= Cannabis in Wyoming =

Cannabis is strictly illegal in Wyoming. The state has some of the strictest cannabis laws in the United States. Cannabis itself is not allowed for medical purposes, but a 2015 law allows limited use of non-psychoactive Cannabidiol. An effort was made to place two initiatives on the 2022 ballot, one to legalize medical cannabis, and the other to decriminalize personal use.

Possession of under 3 oz of cannabis is a misdemeanor that can be punished with up to a year in jail and a $1000 fine; possession of over three ounces is a felony.

==Prohibition==
Wyoming passed laws banning cannabis in the early 20th century, though sources differ as to the exact date: 1913 or 1929.

==Medical use==
In July 2015, a law took effect allowing the use of cannabidiol to treat seizures. The law is narrow and does not provide for in-state access.

==Attempts to change legality==
In 2015, the Wyoming chapter of the National Organization for the Reform of Marijuana Laws (NORML) gathered signatures to place legal medical marijuana on the 2016 election ballot as a ballot initiative. Wyoming has some of the most stringent ballot initiative requirements in the country, due to which the state has not seen a public initiative reach the ballot since 1991.

In 2016, legislation in the Wyoming House of Representatives to decriminalize possession of 1 oz or less of marijuana (sponsored by State Representative James Byrd of Cheyenne) failed for the third year in a row.

In 2017, supporters sought 25,000 signatures to put the Peggy A. Kelley Wyoming Cannabis Act of 2016 on the 2018 ballot as a public initiative, but failed to gather the required signatures by the February 14 deadline.

In 2021, a bill was filed by lawmakers that would legalize cannabis both for recreational and medical use.
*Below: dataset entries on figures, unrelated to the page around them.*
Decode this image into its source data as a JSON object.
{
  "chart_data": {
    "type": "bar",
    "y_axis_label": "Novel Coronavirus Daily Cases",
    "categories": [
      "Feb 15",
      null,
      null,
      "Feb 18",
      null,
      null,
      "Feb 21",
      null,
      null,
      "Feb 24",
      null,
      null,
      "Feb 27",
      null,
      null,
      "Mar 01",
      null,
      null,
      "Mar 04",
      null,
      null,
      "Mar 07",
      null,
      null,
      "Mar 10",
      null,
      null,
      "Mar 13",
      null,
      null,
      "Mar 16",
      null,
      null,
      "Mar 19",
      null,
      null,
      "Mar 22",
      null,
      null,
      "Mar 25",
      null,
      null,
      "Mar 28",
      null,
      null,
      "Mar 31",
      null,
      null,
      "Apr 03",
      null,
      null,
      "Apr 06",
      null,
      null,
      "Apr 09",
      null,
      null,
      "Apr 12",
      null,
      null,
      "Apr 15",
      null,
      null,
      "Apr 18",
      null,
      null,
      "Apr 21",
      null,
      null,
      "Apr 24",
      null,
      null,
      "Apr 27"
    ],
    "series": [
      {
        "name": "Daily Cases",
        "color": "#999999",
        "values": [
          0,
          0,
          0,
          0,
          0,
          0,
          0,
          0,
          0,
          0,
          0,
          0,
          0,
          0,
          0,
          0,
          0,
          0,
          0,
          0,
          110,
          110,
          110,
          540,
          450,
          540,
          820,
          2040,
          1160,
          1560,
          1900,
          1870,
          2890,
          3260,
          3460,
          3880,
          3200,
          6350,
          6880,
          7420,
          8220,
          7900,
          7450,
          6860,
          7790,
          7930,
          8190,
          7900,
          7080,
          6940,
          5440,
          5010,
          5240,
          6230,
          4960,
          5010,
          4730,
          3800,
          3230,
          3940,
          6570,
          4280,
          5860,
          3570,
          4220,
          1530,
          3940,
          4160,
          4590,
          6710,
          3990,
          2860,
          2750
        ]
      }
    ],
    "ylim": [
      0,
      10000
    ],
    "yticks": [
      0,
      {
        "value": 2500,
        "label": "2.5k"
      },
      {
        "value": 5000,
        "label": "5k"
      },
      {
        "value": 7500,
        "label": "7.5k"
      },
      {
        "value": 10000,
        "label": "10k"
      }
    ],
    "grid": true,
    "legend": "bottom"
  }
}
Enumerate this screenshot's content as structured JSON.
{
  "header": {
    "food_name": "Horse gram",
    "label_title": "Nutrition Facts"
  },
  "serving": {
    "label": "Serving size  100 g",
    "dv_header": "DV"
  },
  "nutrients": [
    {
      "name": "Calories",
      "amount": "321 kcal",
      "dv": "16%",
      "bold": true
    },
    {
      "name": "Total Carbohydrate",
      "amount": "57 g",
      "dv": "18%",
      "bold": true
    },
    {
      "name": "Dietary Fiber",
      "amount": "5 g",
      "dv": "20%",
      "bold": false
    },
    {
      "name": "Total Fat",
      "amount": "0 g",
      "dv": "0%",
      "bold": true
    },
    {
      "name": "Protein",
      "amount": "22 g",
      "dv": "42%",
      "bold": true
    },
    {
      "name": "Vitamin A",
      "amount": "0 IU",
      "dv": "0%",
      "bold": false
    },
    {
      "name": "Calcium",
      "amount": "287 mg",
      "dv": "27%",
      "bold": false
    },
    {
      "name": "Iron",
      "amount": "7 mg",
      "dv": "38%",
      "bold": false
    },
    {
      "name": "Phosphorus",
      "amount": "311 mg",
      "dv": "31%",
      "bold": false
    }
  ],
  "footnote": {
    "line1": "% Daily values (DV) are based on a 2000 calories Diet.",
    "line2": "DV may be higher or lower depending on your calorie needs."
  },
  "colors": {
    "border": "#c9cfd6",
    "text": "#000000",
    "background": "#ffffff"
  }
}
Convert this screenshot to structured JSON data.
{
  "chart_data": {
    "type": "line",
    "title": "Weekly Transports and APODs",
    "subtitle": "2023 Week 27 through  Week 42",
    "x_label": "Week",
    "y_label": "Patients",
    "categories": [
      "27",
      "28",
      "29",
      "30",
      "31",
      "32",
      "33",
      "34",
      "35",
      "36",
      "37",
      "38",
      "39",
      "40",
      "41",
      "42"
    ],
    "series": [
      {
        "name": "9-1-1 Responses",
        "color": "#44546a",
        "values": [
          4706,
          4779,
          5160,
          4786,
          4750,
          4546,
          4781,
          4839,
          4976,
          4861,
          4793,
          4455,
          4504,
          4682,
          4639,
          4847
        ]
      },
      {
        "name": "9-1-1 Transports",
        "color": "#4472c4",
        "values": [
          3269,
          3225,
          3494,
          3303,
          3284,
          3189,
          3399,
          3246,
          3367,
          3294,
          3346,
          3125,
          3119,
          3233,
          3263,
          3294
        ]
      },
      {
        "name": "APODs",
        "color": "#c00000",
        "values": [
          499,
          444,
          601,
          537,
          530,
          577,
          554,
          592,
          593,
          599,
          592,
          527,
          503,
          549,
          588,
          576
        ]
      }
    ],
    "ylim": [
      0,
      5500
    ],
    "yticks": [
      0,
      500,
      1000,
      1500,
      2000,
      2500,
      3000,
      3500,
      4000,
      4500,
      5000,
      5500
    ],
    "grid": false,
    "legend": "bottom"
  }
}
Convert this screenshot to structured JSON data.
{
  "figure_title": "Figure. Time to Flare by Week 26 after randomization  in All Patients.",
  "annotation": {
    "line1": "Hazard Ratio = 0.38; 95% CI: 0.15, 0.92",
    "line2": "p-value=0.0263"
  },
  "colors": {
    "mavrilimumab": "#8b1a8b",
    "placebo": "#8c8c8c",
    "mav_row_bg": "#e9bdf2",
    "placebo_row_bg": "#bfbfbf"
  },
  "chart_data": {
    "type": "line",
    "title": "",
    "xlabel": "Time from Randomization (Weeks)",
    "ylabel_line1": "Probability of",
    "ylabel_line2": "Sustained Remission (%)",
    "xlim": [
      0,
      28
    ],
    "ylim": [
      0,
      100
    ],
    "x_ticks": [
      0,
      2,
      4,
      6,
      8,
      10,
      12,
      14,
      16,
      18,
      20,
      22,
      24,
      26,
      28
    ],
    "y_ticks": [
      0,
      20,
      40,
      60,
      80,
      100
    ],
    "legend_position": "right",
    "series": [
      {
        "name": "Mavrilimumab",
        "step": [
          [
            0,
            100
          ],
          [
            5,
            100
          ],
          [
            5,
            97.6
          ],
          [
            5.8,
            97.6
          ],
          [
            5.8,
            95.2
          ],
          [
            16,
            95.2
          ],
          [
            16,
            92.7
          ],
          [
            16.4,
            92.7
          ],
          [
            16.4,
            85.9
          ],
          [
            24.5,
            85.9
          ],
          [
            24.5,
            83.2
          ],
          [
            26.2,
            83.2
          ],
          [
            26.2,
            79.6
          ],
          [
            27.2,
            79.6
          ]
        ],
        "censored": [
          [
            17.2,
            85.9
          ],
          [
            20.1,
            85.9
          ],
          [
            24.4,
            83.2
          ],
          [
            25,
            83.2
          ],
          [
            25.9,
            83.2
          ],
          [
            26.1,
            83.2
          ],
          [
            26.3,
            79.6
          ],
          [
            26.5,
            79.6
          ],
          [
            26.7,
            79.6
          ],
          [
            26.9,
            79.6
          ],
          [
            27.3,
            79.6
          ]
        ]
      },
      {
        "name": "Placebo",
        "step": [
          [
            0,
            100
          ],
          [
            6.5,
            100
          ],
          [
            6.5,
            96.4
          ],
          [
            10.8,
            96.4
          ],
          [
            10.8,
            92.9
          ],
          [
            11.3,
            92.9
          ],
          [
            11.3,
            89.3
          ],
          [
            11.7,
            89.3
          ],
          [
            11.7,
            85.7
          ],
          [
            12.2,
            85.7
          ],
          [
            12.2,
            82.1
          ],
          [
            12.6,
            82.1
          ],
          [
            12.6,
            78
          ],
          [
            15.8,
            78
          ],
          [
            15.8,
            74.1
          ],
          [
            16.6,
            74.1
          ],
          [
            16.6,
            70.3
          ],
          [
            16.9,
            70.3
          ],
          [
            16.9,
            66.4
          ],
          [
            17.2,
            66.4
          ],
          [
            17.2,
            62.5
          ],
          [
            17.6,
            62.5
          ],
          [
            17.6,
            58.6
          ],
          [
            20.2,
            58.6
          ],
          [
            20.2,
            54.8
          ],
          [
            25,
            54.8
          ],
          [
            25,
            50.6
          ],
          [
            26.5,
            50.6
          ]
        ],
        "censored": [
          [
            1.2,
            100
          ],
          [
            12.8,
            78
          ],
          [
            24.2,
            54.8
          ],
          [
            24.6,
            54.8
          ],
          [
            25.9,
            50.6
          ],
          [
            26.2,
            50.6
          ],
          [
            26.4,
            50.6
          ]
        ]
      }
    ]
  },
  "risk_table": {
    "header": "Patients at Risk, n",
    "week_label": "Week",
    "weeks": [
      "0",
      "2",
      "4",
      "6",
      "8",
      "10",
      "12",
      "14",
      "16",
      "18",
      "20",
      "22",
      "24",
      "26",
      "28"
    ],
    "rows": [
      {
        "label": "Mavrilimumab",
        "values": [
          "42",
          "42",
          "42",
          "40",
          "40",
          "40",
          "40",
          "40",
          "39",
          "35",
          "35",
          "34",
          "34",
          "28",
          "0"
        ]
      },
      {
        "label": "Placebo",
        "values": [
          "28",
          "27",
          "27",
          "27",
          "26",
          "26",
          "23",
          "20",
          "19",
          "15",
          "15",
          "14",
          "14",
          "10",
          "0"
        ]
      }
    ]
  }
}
The bill however later died in the Wyoming House of Representatives after it was missing a deadline.

=== 2022 initiatives ===

On June 11, 2021, two ballot initiatives were introduced by the Libertarian Party of Wyoming, one to legalize cannabis for medical use, and another to decriminalize personal use. On August 11, after the certification of an initial 100 signatures, the secretary of state of Wyoming approved the start of general signature-gathering for the initiatives. 41,776 signatures will be required to place each initiative on the 2022 general election ballot. Libertarian State Representative Marshall Burt, who co-sponsored the failed effort to legalize cannabis through an act of the legislature, is supporting the initiatives. Speaking alongside patient advocates and Libertarian National Committee Chair Joe Bishop-Henchman on the steps of the Wyoming Capitol prior to delivering the initiatives to the secretary of state, he said "the Legislature knows that this is coming", and expressed confidence that organizers would be able to collect enough signatures to place the initiatives on the ballot. If the efforts are successful, these would be the first initiatives to appear on a Wyoming ballot in three decades.

=== 2023 and 2024 ballot ===

In 2023, two major efforts failed. First, it was announced that enough signatures had been collected for the 2024 ballot, but did not qualify based on geographical location. Second, in Cheyenne, there was an effort to decriminalize but it also failed.

On September 19, 2023 a Joint Judiciary meeting was held and the topic of lessening penalties for cannabis was mentioned. Rachel Rodriguez-Williams cited the high potency of modern THC and regarding current Wyoming cannabis laws stated “I think this is pretty lenient compared to other states throughout the nation.“

==Polling==
An October 2014 poll of Wyoming residents conducted by the University of Wyoming found that 35% supported legalizing the use of marijuana by adults, while 60% opposed such a measure. However, a large majority favored allowing adults to use marijuana if prescribed by a physician (72% support, 25% oppose). Compared to a previous survey in 2000, the 2014 results showed a modest increase in support for legalized personal marijuana use and no change in support of medical marijuana use. A 2016 study by the University of Wyoming showed that 81 percent of Wyoming residents supported legalizing prescribed medical cannabis.